Apliquem essa percepção a tudo e verão que é uma verdade muito mais profunda que pode parecer. Desde a relação entre vizinhos, patrões, até nossa relação com o STF, tudo passa pela confiança de que regras serão respeitadas, e sem essas regras pré-estabelecidas, tudo recai num campo de relativismo e incertezas perturbadoras. Seu vizinho pode invadir sua propriedade à noite ou jogar veneno em seu quintal para matar seu cachorro; o patrão pode roubar seu salário, esconder seus benefícios; o STF pode calar sua boca nas redes sociais, roubar as funções do Parlamento e favorecer criminosos.

Nenhum crescimento duradouro é possível sem a — literalmente simples e primordial — confiança privada e pública. Essa confiança deve estar enraizada na cultura, na educação, nas instituições e no comportamento cotidiano dos cidadãos. Ela é a base invisível do progresso e da civilização.

O Brasil atual é a sociedade das desconfianças, onde as visões ideológicas quebram qualquer sentido de união em torno de princípios e regras. O mínimo, como a defesa das liberdade de expressão e o funcionamento técnico das instituições é solapado por interesses de setores políticos. Líderes que deveriam pensar o país como progresso a longo prazo estão preocupados em receber benefícios próprios ou partidários. Não tem como dar certo. O Brasil trilha hoje o roteiro de republiquetas, voltando à política de cangaço, um coronelismo soft com aportes de bilionários e ideólogos.

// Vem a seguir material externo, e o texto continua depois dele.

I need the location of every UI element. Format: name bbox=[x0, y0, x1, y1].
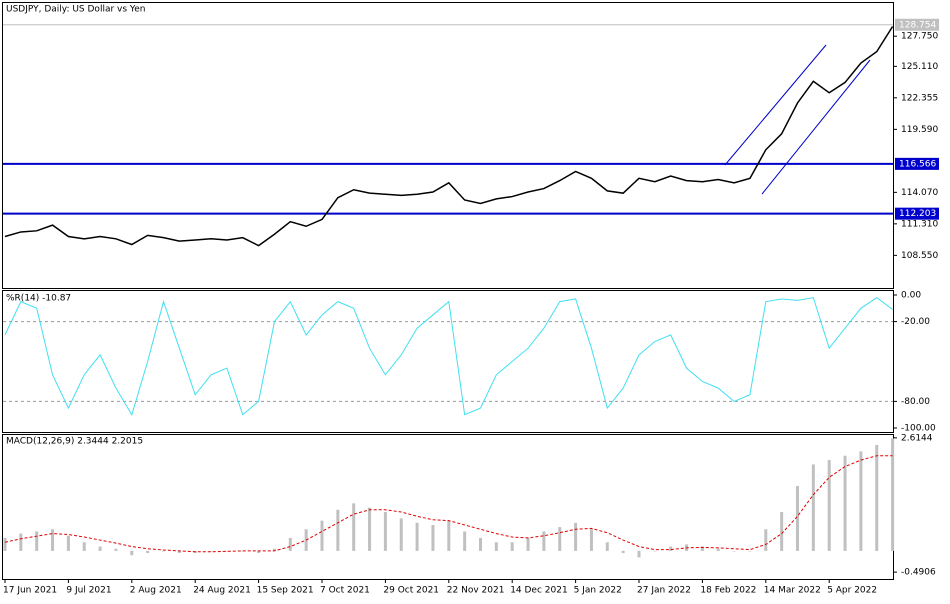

Sem uma cultura de união em torno de valores primordiais, qualquer país fica cativo de agentes e grupos, um ambiente mais que perfeito para surgimento de ditadores e ideias autoritárias. O Brasil que temos não é coeso e nem minimamente capaz de gerar prosperidade e ordem. E nesse sequestro das instituições e prostituição de valores, os reféns são os brasileiros; a sociedade se torna um grande cativeiro enfeitado de democracia funcional. Eis o drama profundo da nossa nação: um país desunido, enganado por bandoleiros profissionais e especialistas em arquitetura de democracias falsas. Sair desse cativeiro é uma escolha conjunta, que requer coragem, união e força para enfrentar os sequestradores; mas não parece haver, infelizmente, muitas pessoas dispostas a romper suas bolhas, deixar seus fetiches ideológicos e seu confortável colchão nesse porão de ilusões e migalhas.